Brake calls for increased awareness of Sudden Infant Death Syndrome

key_SIDS.jpg

Tom Brake MP has joined baby charity The Lullaby Trust in calling for health professionals to receive the training and support they need to deliver safer sleep messages to all families.

 

The call came as part of Safer Sleep Week, the charity’s national campaign to raise awareness of SIDS (often referred to as cot death) and the lifesaving advice that parents can follow to reduce the risk of it occurring.

The national survey commissioned by charity The Lullaby Trust, found that 68% of parents in Greater London are unsure of one of the most fundamental steps to reduce the risk of SIDS: sleeping a baby on its back for every sleep.

 

Evidence shows that babies who are slept on their back for every sleep are 6 times less likely to die from SIDS than those who sleep on their front or side.

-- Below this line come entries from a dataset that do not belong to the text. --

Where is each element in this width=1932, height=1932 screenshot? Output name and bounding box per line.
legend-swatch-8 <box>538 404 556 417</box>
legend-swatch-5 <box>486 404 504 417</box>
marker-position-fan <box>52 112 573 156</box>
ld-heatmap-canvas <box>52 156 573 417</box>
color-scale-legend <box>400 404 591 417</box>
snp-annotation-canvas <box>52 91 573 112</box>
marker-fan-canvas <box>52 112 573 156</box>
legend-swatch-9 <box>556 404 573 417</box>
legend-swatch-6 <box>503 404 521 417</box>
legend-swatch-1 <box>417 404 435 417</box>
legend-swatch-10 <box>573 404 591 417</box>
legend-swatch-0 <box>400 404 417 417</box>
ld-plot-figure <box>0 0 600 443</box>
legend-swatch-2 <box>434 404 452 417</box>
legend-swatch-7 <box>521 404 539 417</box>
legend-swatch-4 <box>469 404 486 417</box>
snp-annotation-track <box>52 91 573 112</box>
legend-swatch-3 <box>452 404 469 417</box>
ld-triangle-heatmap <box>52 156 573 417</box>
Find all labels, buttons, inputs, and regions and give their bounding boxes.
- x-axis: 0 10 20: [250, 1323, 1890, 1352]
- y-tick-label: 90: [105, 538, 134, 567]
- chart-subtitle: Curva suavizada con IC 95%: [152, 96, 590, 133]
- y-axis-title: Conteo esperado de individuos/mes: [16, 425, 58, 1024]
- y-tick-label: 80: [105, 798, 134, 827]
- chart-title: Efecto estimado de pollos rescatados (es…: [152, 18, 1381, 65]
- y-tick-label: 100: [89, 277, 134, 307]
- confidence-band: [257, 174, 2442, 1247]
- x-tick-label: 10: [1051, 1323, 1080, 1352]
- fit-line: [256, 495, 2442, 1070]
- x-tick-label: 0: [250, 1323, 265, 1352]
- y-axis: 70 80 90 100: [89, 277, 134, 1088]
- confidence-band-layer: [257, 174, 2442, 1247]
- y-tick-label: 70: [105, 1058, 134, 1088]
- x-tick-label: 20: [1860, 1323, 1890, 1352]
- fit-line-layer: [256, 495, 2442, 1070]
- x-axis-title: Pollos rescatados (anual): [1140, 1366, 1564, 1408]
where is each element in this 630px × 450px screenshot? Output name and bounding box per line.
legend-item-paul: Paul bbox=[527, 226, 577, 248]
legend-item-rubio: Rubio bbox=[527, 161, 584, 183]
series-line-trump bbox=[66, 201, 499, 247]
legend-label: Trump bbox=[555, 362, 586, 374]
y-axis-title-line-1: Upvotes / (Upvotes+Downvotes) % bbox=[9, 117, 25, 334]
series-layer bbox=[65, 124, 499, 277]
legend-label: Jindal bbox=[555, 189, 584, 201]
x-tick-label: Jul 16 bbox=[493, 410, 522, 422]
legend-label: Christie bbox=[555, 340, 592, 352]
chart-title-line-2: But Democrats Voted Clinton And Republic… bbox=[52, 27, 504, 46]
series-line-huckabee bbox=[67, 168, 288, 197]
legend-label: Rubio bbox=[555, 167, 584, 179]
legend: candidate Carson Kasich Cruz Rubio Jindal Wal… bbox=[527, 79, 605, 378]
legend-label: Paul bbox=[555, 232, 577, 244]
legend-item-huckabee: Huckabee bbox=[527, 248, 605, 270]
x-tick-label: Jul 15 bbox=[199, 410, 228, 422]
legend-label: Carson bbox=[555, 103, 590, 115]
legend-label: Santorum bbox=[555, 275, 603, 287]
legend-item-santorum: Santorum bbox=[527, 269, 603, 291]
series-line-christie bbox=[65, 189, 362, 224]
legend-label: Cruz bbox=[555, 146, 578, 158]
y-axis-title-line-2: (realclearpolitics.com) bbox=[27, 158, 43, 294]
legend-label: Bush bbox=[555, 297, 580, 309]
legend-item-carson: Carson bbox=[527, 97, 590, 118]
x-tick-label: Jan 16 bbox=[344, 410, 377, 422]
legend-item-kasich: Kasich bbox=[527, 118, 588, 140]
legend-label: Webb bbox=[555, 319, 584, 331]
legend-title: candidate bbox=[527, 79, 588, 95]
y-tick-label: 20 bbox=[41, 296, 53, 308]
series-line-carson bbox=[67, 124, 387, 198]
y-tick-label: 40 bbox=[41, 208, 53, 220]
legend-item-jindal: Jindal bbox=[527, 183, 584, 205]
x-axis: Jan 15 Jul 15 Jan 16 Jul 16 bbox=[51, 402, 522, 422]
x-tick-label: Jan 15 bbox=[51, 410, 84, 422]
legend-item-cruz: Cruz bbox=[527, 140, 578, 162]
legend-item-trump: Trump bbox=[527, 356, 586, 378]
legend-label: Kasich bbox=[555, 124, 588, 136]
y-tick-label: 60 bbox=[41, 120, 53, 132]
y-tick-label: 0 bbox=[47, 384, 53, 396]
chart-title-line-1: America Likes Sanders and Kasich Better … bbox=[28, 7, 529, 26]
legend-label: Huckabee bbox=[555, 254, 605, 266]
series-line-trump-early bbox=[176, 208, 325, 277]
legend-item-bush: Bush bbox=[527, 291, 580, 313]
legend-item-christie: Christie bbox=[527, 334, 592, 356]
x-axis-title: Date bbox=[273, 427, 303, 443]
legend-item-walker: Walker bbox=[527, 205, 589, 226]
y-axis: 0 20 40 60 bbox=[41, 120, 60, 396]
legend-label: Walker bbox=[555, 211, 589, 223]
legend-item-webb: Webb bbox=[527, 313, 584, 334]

Sleeping babies on their front was commonplace until the national “Back to Sleep” campaign in 1991. This campaign along with continued awareness raising of SIDS and safer sleep, by The Lullaby Trust, over the 25 years since, has led to a widespread change in how parents sleep their babies. As a result, SIDS rates in the UK have reduced by 85% since 1991. However, the rates could still be much lower and research has shown, that if all parents followed safer sleep advice, the lives of many more babies could be saved.

Tom said:

 

“The health professionals and family workers who provide advice to new parents on how to sleep their baby safely play a crucial role. It is so important that they receive the training and support to continue this vital work.”

 

“The survey shows 45% of London parents are unsure whether they can sleep a baby on their front and a staggering 68% are unsure whether to sleep a baby on their side.

“According to the latest figures from the Office for National Statistics, while the overall SIDS rates in 2014 for England and Wales showed a 17% decline since 2013 and a 39% overall decline since 2004 the rate in London has fallen by an impressive 45% since 2004 and is lower than the national average. However, 24 babies still died in London in 2014 so more can and should be done. The survey results are a troubling indication that many parents in London are not still not equipped with the information they need to keep their baby as safe as possible.